Allein in den Innenstadtbezirken („capital“) wohnen ungefähr so viele Menschen, wie im gesamt Berlin. Zusammen mit der Provinz Buenos Aires, sind es sogar 13 Millionen.

Das Viertel in dem die WG liegt, ein sehr wohlhabendes und damit ein vergleichsweise ruhiges Viertel, indem sich auch der ummauerte, riesige Park mit der Präsidentenresidenz befindet. Hier reihen sich kleine ein- oder zweistöckige Eigentumswohnungen, mit kleinen Vorgärten eng aneinander. An jeder zweiten Straßenkreuzung findet sich ein kleines Pförtnerhäuschen, indem rund um die Uhr ein Sicherheitsdienst wacht. Die meisten Häuser haben zudem vergitterte Fenster oder hohe Zäune.

In der WG sind wir mit mir jetzt zu fünft, jeweils zwei Freiwillige teilen sich ein Zimmer. Ich schlafe auf dem Sofa im Aufenthaltsraum. Die perfekte Basis für ein paar Ausflüge in die Stadt und die Organisation meiner Weiterreise mit dem Bus/Flugzeug nach Ushuaia im südlichsten Zipfel Südamerikas. Letztere ist dich schwieriger geworden als gedacht, weshalb ich im Moment schon zwei Wochen hier bin, obwohl nur etwa eine geplant war, dazu aber ein andermal mehr.

Verkehrschaos

Das Straßennetz in Buenos Aires ist ein strukturiertes Raster.
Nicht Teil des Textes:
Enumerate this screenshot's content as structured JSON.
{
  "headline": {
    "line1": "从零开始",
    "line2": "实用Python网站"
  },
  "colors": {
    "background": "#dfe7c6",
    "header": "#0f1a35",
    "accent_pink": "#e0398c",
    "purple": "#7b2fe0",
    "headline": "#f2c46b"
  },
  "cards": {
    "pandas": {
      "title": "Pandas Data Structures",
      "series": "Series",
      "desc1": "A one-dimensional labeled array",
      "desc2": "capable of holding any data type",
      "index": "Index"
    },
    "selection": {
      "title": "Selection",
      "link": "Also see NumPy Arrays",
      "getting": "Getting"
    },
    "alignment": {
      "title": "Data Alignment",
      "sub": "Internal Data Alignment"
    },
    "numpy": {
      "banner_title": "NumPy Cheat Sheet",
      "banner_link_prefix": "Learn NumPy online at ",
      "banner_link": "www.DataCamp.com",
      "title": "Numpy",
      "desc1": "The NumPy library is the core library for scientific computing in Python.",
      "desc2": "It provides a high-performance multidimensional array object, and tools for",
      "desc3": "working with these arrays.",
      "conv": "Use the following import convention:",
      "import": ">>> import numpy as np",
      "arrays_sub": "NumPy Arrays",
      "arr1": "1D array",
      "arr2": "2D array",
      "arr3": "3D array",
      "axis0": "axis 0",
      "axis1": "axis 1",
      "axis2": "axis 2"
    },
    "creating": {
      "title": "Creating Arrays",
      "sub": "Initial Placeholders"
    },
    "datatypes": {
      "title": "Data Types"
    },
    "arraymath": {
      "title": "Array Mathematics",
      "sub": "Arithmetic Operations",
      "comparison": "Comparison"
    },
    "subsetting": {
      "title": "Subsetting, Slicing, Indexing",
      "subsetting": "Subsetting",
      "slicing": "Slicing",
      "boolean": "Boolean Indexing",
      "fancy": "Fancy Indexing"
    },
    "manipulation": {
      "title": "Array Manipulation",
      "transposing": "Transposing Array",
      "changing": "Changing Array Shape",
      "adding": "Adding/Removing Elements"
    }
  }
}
Alle Hundert Hausnummern gibt es eine Straßenkreuzung, sodass es jedemenge Quadratische Häuserblocks („quadres“) gibt. Zwischen diesen Blocks verlaufen meist Einbahnstraßen. Die Einzelnen Stadtviertel die dann aus unzähligen solcher „quadres“ bestehen, sind dann von großen Hauptstraßen durchzogen, die gut und gerne mal vier oder gar sechs Spuren pro Fahrtrichtung besitzen. Gerade am Anfang wirkte das ziemlich imposant, da es gerade auf diesen Straßen unglaublich chaotisch zugeht.

Wenn auch nur davon auszugehen ist, dass die Ampel grün wird, da der restliche Verkehr hält, treten hier viele schon aufs Gas oder hauen auf die Hupe. Deshalb ist man wenn es dann grün wird mit dem Bus oft schon (fast) über die Kreuzung. An Kreuzungen gilt (zumindest in der Praxis) nicht rechts vor links, sondern das Recht des Stärkeren und wenn genug Fußgänger bei Rot über die Ampel wollen, muss das Auto halt bremsen. Wenn der Busfahrer von der rechten Spur dann doch links abbiegen will und genug Fahrer auf die Kreuzung fahren obwohl der Verkehr nicht abfließt, muss dann schon Mal die Polizei antanzen und das ganze wieder in „Ordnung“ winken.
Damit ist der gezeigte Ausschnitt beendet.